18 Saving the Factor Score Analyze – data reduction – factor –Descriptives (check KMO-Bartletts) –Extraction (uncheck unrotated matrix, and check Screen Plot, select method = principal components) –Rotation (select varimax) –Scores (select Save as Variables) Run. Now look at your Variable View, and then at the Data View. Now run a Descriptive Statistics – Descriptives – Mean, Std Dev, Min, Max).

19 Using Factor Scores in a Regression Now, let’s predict tv viewing. First, run a frequencies of the variable TV hours watched per week. Recode it so that 8 hours and above = 8. Create a conceptual model: TV viewing = a + musical taste + education + sex + age. Run your regression with these variables.

20 Homework #9 Using the same factor analysis you ran last week with the employee data (see slide #14, run this factor analysis and save the factor score variables. Now run a regression: Overall satisfaction = a + (factor scores) + male + hours worked (hourswk)+ whether there was a layoff (v32) Explain why this model makes theoretical sense. Now explain the results.
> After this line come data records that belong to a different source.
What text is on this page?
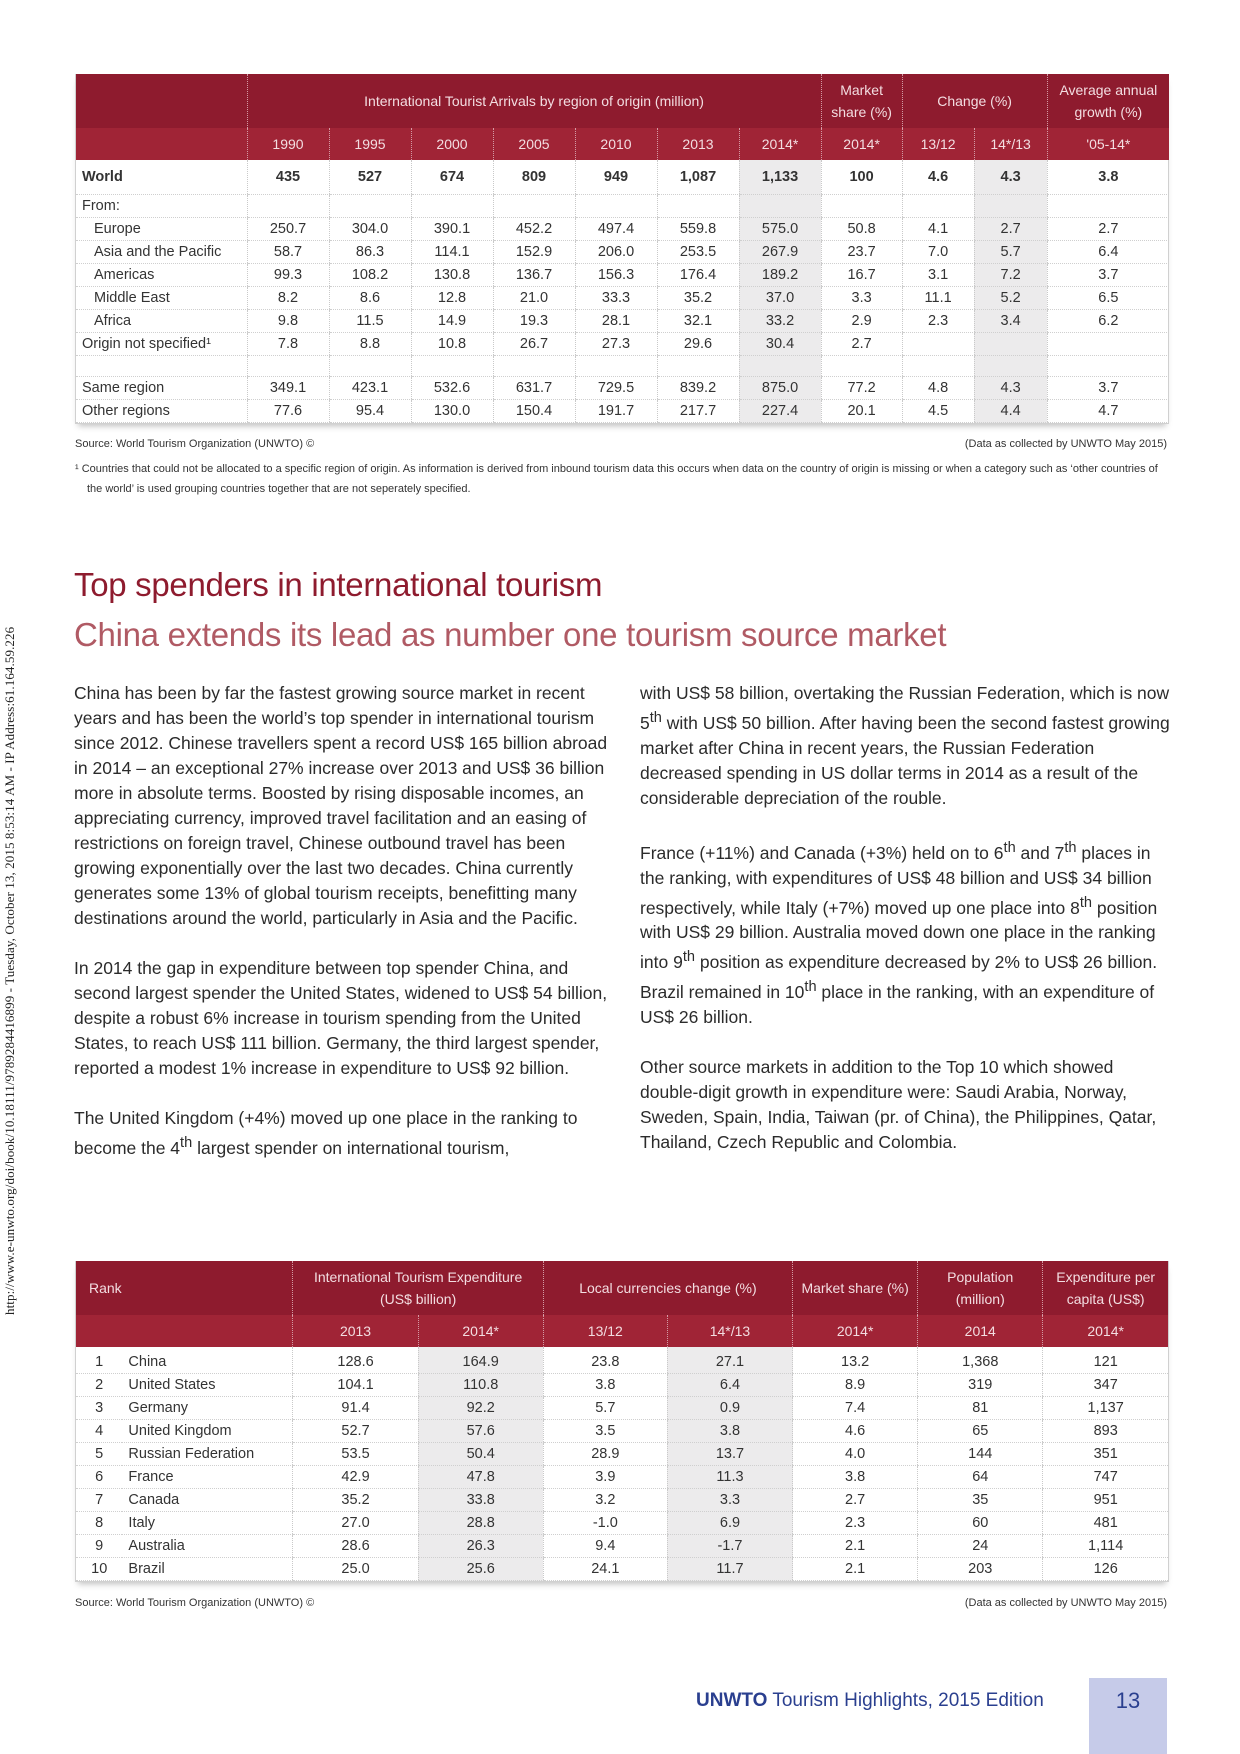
http://www.e-unwto.org/doi/book/10.18111/9789284416899 - Tuesday, October 13, 2015 8:53:14 AM - IP Address:61.164.59.226
	International Tourist Arrivals by region of origin (million)							Market share (%)	Change (%)		Average annual growth (%)
	1990	1995	2000	2005	2010	2013	2014*	2014*	13/12	14*/13	'05-14*
World	435	527	674	809	949	1,087	1,133	100	4.6	4.3	3.8
From:											
Europe	250.7	304.0	390.1	452.2	497.4	559.8	575.0	50.8	4.1	2.7	2.7
Asia and the Pacific	58.7	86.3	114.1	152.9	206.0	253.5	267.9	23.7	7.0	5.7	6.4
Americas	99.3	108.2	130.8	136.7	156.3	176.4	189.2	16.7	3.1	7.2	3.7
Middle East	8.2	8.6	12.8	21.0	33.3	35.2	37.0	3.3	11.1	5.2	6.5
Africa	9.8	11.5	14.9	19.3	28.1	32.1	33.2	2.9	2.3	3.4	6.2
Origin not specified¹	7.8	8.8	10.8	26.7	27.3	29.6	30.4	2.7			

Same region	349.1	423.1	532.6	631.7	729.5	839.2	875.0	77.2	4.8	4.3	3.7
Other regions	77.6	95.4	130.0	150.4	191.7	217.7	227.4	20.1	4.5	4.4	4.7
Source: World Tourism Organization (UNWTO) ©	(Data as collected by UNWTO May 2015)
¹ Countries that could not be allocated to a specific region of origin. As information is derived from inbound tourism data this occurs when data on the country of origin is missing or when a category such as ‘other countries of the world’ is used grouping countries together that are not seperately specified.
Top spenders in international tourism
China extends its lead as number one tourism source market

China has been by far the fastest growing source market in recent years and has been the world’s top spender in international tourism since 2012. Chinese travellers spent a record US$ 165 billion abroad in 2014 – an exceptional 27% increase over 2013 and US$ 36 billion more in absolute terms. Boosted by rising disposable incomes, an appreciating currency, improved travel facilitation and an easing of restrictions on foreign travel, Chinese outbound travel has been growing exponentially over the last two decades. China currently generates some 13% of global tourism receipts, benefitting many destinations around the world, particularly in Asia and the Pacific.

In 2014 the gap in expenditure between top spender China, and second largest spender the United States, widened to US$ 54 billion, despite a robust 6% increase in tourism spending from the United States, to reach US$ 111 billion. Germany, the third largest spender, reported a modest 1% increase in expenditure to US$ 92 billion.

The United Kingdom (+4%) moved up one place in the ranking to become the 4th largest spender on international tourism,

with US$ 58 billion, overtaking the Russian Federation, which is now 5th with US$ 50 billion. After having been the second fastest growing market after China in recent years, the Russian Federation decreased spending in US dollar terms in 2014 as a result of the considerable depreciation of the rouble.

France (+11%) and Canada (+3%) held on to 6th and 7th places in the ranking, with expenditures of US$ 48 billion and US$ 34 billion respectively, while Italy (+7%) moved up one place into 8th position with US$ 29 billion. Australia moved down one place in the ranking into 9th position as expenditure decreased by 2% to US$ 26 billion. Brazil remained in 10th place in the ranking, with an expenditure of US$ 26 billion.

Other source markets in addition to the Top 10 which showed double-digit growth in expenditure were: Saudi Arabia, Norway, Sweden, Spain, India, Taiwan (pr. of China), the Philippines, Qatar, Thailand, Czech Republic and Colombia.

Rank		International Tourism Expenditure (US$ billion)		Local currencies change (%)		Market share (%)	Population (million)	Expenditure per capita (US$)
		2013	2014*	13/12	14*/13	2014*	2014	2014*
1	China	128.6	164.9	23.8	27.1	13.2	1,368	121
2	United States	104.1	110.8	3.8	6.4	8.9	319	347
3	Germany	91.4	92.2	5.7	0.9	7.4	81	1,137
4	United Kingdom	52.7	57.6	3.5	3.8	4.6	65	893
5	Russian Federation	53.5	50.4	28.9	13.7	4.0	144	351
6	France	42.9	47.8	3.9	11.3	3.8	64	747
7	Canada	35.2	33.8	3.2	3.3	2.7	35	951
8	Italy	27.0	28.8	-1.0	6.9	2.3	60	481
9	Australia	28.6	26.3	9.4	-1.7	2.1	24	1,114
10	Brazil	25.0	25.6	24.1	11.7	2.1	203	126
Source: World Tourism Organization (UNWTO) ©	(Data as collected by UNWTO May 2015)
UNWTO Tourism Highlights, 2015 Edition	13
If you were an HR manager, what areas would you either try to improve, or make sure they stay as good?

21 Segmentation Using Factor Analysis and Cluster Analysis As you learned last week, segmentation analysis is used to create typologies or categorical groups of constituents, such as customers, patrons, etc. Often segmentations employ factor score results as well. In a segmentation, one first develops any necessary factor scores and saves them as output variables (you will see them added to your data set). Then, because the purpose of the segmentation is to create groups that can then be reached through some sort of marketing (social or commercial), or for some other actionable purpose, use demographics that can be employed to target the groups. Then, with the factor scores and the sociodemographic variables identified as being logical, use a clustering technique to create the groups. We will use cluster analysis, but other techniques include discriminant (also in SPSS), CHAID and CART (separate software packages), and the most adventurous is latent class models (also separate software, such as AMOS).

22 Cluster Analysis - 1 We’ll use GSS93 subset.sav. You will remember our musical factors (go back to slide #12 for results). First create names for your factor scores. I’ve labeled them: Classbig, bluejazz, cwgrass, heavyrap. Clients like meaningful labels, plus it helps you when reading the output. Then, consider possible demographic factors that might relate to musical taste, e.g., sex, age, race, region, education, income. Because this kind of analysis tends to be exploratory, you don’t need to specify the logic behind the relationships, but you should have some a priori idea about why these factors might be important in distinguishing the possible groups, in this case, musical taste. Cluster analysis doesn’t require recoding of IVs the way the other methods do…specify a categorical variable, or a covariate, as is appropriate.

23 Cluster Analysis - 2 Analyze - Classify – 2-step Cluster – select factors (categorical variables, e.g., sex) and covariates (ratio, interval or continuous variables). In our first round, do not specify the number of clusters. Because segmentations are part art, part science, you need to experiment until you find one that ‘works’ for you, so let’s try it with a different number of clusters.

24 Syntax for Cluster Analysis TWOSTEP CLUSTER /CATEGORICAL VARIABLES = sex politics /CONTINUOUS VARIABLES = bigclass bluejazz cwgrass heavyrap age educ /DISTANCE LIKELIHOOD /NUMCLUSTERS FIXED = 4 /HANDLENOISE 0 /MEMALLOCATE 64 /CRITERIA INITHRESHOLD (0) MXBRANCH (8) MXLEVEL (3) /PLOT BARFREQ PIEFREQ /PRINT COUNT SUMMARY /SAVE VARIABLE=TSC_4337. AIM TSC_4337 /CATEGORICAL sex politics /CONTINUOUS bigclass bluejazz cwgrass heavyrap age educ /PLOT ERRORBAR CATEGORY CLUSTER (TYPE=PIE).

25 Segmentation Homework Use the same data set, but this time use the variables for tv viewing and attendance at sports events and art museums for your factors. Label the factors, then cluster them with age, sex, political views. Try it with 3, 4, and 5 clusters. Which do you find, if any, to be believable? Why?